[21]), муж, развалившийся в кресле, свесивший руку, чтобы дотянуться до стакана виски, стоящего на полу. Тихая музыка — включен проигрыватель.
Болтаем о всякой всячине: охотничьи истории (здесь-то мне и подарили драгоценный «Трактат о птицах, Сочинение любителя-практика»), погода, путешествия, кулинарные рецепты. Перебираем имена приятелей, людей из моего мирка и из их мирка, открываем в каждом из мирков общих знакомых: принято считать, что такие открытия сближают. Имена, фамилии; те живы-здоровы, те забыты; разговор переходит на новую тему: смерть. (По всей моей тетради разбросаны упоминания о смерти, высказывания такого рода:
«Смерть? Единственное, о чем всегда умалчивают гороскопы». Мария дас Мерсес.
«Прекрасной смерти не бывает, разве что смерть Христа или смерть от родов». Она же к концу другого вечера.
«Вот если бы хоронить прямо в лагуне!» Томас Мануэл.)
— Серьезно, — объявляет Инженер. — Если я когда-нибудь напишу завещание, потребую, чтобы меня похоронили именно в лагуне.
Мария дас Мерсес вздергивает бровь. То ли не поняла, то ли сочла неостроумным.
— Что за черный юмор, Томас.
— Никакого юмора.

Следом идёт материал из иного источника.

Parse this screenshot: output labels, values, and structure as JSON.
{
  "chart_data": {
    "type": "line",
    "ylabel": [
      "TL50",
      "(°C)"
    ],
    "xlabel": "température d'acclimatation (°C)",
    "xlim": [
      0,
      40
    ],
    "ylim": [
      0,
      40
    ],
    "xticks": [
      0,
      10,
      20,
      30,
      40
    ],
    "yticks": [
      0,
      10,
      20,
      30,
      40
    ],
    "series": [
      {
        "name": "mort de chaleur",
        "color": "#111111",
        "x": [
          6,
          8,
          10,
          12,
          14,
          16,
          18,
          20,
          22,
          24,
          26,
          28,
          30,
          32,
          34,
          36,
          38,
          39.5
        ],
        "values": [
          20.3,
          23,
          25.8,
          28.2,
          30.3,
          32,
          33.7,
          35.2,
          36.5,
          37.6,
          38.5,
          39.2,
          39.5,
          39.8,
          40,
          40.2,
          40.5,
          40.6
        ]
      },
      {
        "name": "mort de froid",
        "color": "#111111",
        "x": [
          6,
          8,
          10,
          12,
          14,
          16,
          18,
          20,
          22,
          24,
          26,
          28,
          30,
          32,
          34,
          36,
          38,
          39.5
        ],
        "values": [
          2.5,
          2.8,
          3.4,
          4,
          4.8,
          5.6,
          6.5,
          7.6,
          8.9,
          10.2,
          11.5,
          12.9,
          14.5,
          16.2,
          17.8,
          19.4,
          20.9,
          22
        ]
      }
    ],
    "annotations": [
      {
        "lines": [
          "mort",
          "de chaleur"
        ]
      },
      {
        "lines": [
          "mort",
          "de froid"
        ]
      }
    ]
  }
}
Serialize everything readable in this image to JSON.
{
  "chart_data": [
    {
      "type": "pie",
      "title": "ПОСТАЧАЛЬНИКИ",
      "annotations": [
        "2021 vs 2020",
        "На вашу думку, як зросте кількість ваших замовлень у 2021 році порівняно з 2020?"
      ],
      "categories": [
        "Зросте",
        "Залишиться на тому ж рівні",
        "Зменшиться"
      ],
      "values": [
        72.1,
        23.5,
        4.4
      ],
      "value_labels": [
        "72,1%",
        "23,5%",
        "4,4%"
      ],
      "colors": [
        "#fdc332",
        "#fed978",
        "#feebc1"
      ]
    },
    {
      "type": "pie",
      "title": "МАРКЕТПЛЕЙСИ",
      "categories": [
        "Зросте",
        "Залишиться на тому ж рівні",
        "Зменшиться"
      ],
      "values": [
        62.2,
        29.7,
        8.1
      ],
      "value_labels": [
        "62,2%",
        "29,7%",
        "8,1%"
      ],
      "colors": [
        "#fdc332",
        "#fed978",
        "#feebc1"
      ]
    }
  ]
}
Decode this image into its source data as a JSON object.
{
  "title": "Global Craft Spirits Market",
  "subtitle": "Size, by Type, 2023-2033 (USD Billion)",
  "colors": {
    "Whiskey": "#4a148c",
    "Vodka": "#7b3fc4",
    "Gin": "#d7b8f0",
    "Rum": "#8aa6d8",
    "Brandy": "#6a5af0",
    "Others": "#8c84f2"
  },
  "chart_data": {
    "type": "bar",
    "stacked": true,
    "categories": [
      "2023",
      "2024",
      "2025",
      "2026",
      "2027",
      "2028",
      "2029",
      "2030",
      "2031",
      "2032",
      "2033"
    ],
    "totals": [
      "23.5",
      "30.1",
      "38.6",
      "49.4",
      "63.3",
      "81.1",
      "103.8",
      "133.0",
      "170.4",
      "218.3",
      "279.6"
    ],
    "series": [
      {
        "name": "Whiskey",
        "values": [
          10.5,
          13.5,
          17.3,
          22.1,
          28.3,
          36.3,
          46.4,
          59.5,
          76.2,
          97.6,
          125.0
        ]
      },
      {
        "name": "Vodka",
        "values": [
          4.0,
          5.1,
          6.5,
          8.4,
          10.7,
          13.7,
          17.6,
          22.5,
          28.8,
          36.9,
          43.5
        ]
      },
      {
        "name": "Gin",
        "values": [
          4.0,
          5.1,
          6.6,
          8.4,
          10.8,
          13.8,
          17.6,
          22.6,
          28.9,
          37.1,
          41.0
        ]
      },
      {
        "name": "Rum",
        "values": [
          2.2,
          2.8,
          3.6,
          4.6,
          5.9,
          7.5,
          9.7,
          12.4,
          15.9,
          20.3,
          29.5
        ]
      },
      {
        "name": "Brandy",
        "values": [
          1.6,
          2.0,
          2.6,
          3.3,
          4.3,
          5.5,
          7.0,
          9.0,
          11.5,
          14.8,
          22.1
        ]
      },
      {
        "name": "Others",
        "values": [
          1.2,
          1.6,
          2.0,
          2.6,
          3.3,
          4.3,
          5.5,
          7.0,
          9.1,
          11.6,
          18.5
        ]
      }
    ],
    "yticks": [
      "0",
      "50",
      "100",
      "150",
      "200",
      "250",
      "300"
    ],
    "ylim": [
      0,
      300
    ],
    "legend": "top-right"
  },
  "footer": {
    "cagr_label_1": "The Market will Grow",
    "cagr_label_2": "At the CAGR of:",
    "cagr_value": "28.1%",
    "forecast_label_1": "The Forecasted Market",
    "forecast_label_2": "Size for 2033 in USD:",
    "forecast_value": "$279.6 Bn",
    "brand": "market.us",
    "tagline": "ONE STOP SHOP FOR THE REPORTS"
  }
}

Куда пристойней лежать в болоте, чем в яме с червями.
— Бр-р, — говорит она. — Вы охмелели.
— Я в превосходной форме. — Томас Мануэл смеется и, словно чьи-то стихи, декламирует: — «Схороните меня в лагуне глубоко-глубоко, чтобы всякая рыбья мелочь меня не изъела».
— Хватит, по-моему, чудовищная безвкусица, — настаивает Мария дас Мерсес, а сама включает телевизор. Регулирует яркость, но звука не включает, сейчас она вернется к себе в угол, где на полу лежат подушки. Уже вернулась. Теперь внимательно глядит на экран. У нее перед глазами проходят религиозные шествия и военные парады. — Кроме всего прочего, такие похороны стоили бы адова труда, — добавляет она, не отрывая взгляда от экрана.
— Не понимаю почему. Хоронить в лагуне так же несложно, как в любом другом месте, — Томас Мануэл поворачивается ко мне. — Ведь есть же на Амазонке деревни с подводными кладбищами. В чем же дело? Достать несколько скафандров…
Мария дас Мерсес сразу прерывает:
— Опять про могильщиков в скафандрах? У меня от этого в конце концов кошмары начнутся, Томас.
Муж приветственно поднимает бокал с виски.
— Могильщики в скафандрах. Разве не потрясающе?
Мы оба смеемся, она — нет. Смерть, великое безмолвие и картины одиночества нагоняют страх на Марию дас Мерсес. Зимой она редко спускается к болоту (уверял меня падре Ново), и, скорее всего, именно поэтому: тусклая вода, рябая от дождя либо ветра, ассоциируется у нее в воображении с ненаселенным миром.
— Что меня восхищает, так это гордость этих рыб, — теперь Инженер обращается ко мне, не к ней. — Знать, что началась агония, и собрать остаток сил, чтобы выполнить свою последнюю волю. Еще виски?
Я соглашаюсь — но только самую капельку. Виски и рыба — одно с другим не очень вяжется.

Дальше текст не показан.